Review: The Rapture of the Nerds

Well, isn’t this bonkers? The Rapture of the Nerds is 330 pages of Cory Doctorow and Charles Stross battering away gleefully at their keyboards about life on and off Earth at the end of the twenty-first century, post-singularity: when most of humanity has uploaded itself to the cloud, with the rest able to modify their bodies and other aspects of their existence at will.

As I read, knowing nothing of its genesis, I formed the impression they wrote alternate scenes and tried to out-bonkers each other. I’ve just found a note from Doctorow saying more or less exactly that. The note also says the novel started life as two novellas, with a third – plus connecting tissue and fixups – bolted on to form the finished work. I didn’t spot that: it doesn’t show.

What does show in my copy, sadly, are an extravagant number of typos. I’m one of those unfortunates for whom typos blink neon on the page, ejecting me from the Cone of Reading back to the humdrum pre-singularity world. Suffice to say they hampered my enjoyment of the book only by delaying it briefly while I ranted to an empty room.

The danger of a post-singularity story lies in the potential for anything to happen. Absolutely anything. It’s all within plausible reach of the premise – maybe with some par-boiling in advance, but not necessarily. Stross and Doctorow get away with it because they know their tech, and their natural audience knows they know their tech. To a certain extent we give them a licence to fool around.

Stross in particular is a dab hand at futurology. Put them both together, bouncing off each other, and you get a riot of ideas and geeky jokes and extrapolations. Gender-swapping on a whim, repeatedly. Technoviruses lurking within the body. Lamps you rub to summon an AI genie. A United States that— oh, but I won’t go any further.
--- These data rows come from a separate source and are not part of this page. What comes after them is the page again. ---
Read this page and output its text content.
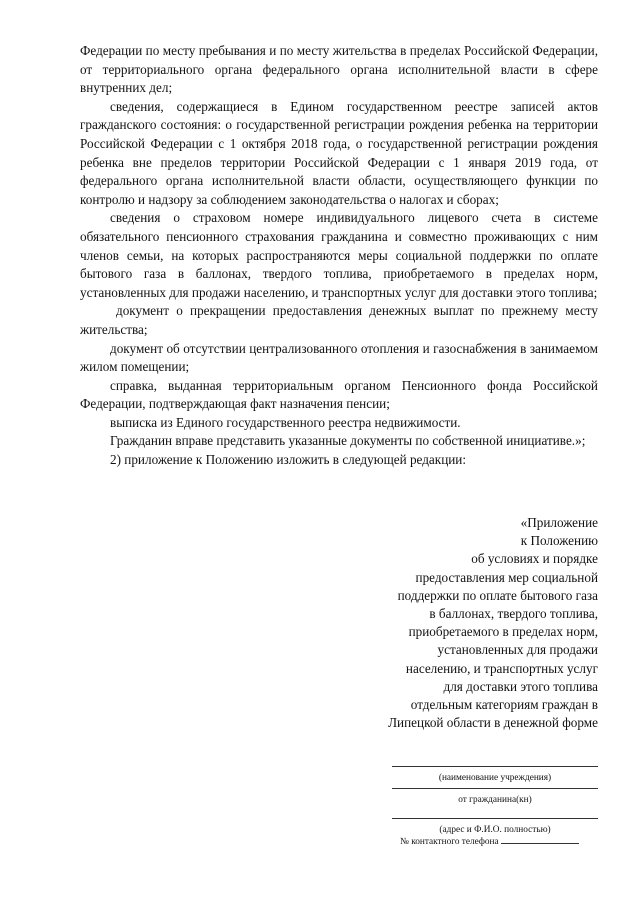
Федерации по месту пребывания и по месту жительства в пределах Российской Федерации, от территориального органа федерального органа исполнительной власти в сфере внутренних дел;

сведения, содержащиеся в Едином государственном реестре записей актов гражданского состояния: о государственной регистрации рождения ребенка на территории Российской Федерации с 1 октября 2018 года, о государственной регистрации рождения ребенка вне пределов территории Российской Федерации с 1 января 2019 года, от федерального органа исполнительной власти области, осуществляющего функции по контролю и надзору за соблюдением законодательства о налогах и сборах;

сведения о страховом номере индивидуального лицевого счета в системе обязательного пенсионного страхования гражданина и совместно проживающих с ним членов семьи, на которых распространяются меры социальной поддержки по оплате бытового газа в баллонах, твердого топлива, приобретаемого в пределах норм, установленных для продажи населению, и транспортных услуг для доставки этого топлива;

документ о прекращении предоставления денежных выплат по прежнему месту жительства;

документ об отсутствии централизованного отопления и газоснабжения в занимаемом жилом помещении;

справка, выданная территориальным органом Пенсионного фонда Российской Федерации, подтверждающая факт назначения пенсии;

выписка из Единого государственного реестра недвижимости.

Гражданин вправе представить указанные документы по собственной инициативе.»;

2) приложение к Положению изложить в следующей редакции:

«Приложение
к Положению
об условиях и порядке
предоставления мер социальной
поддержки по оплате бытового газа
в баллонах, твердого топлива,
приобретаемого в пределах норм,
установленных для продажи
населению, и транспортных услуг
для доставки этого топлива
отдельным категориям граждан в
Липецкой области в денежной форме
(наименование учреждения)
от гражданина(кн)
(адрес и Ф.И.О. полностью)
№ контактного телефона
Occasionally they take things a trifle too far: there’s a conceptual overdose, a pile-up of riffs and fancy-dancy verbiage suggesting the pair were having a fraction too much fun on that bit. Push on, and let the bonkers wash over you. The story – for there is a story – is an interesting one. You wouldn’t think that about a plot that kicks off in a patent court, but it’s true.

Trying to summarise Rapture, I keep coming back to the word “panto”. It feels like a post-singularity pantomime, Jack and the Techno-Beanstalk. I’d certainly go to see it. [Chorus: oh no you wouldn’t etc]

BONUS TRUE CELEBRITY STORY: In 1994 Charlie Stross and I worked for the same company, though in different offices. Our paths crossed only once, when he visited my office and taught me how to write UNIX man pages.

BONUS ALSO TRUE NON-CELEBRITY STORY: After that day I wrote exactly zero man pages.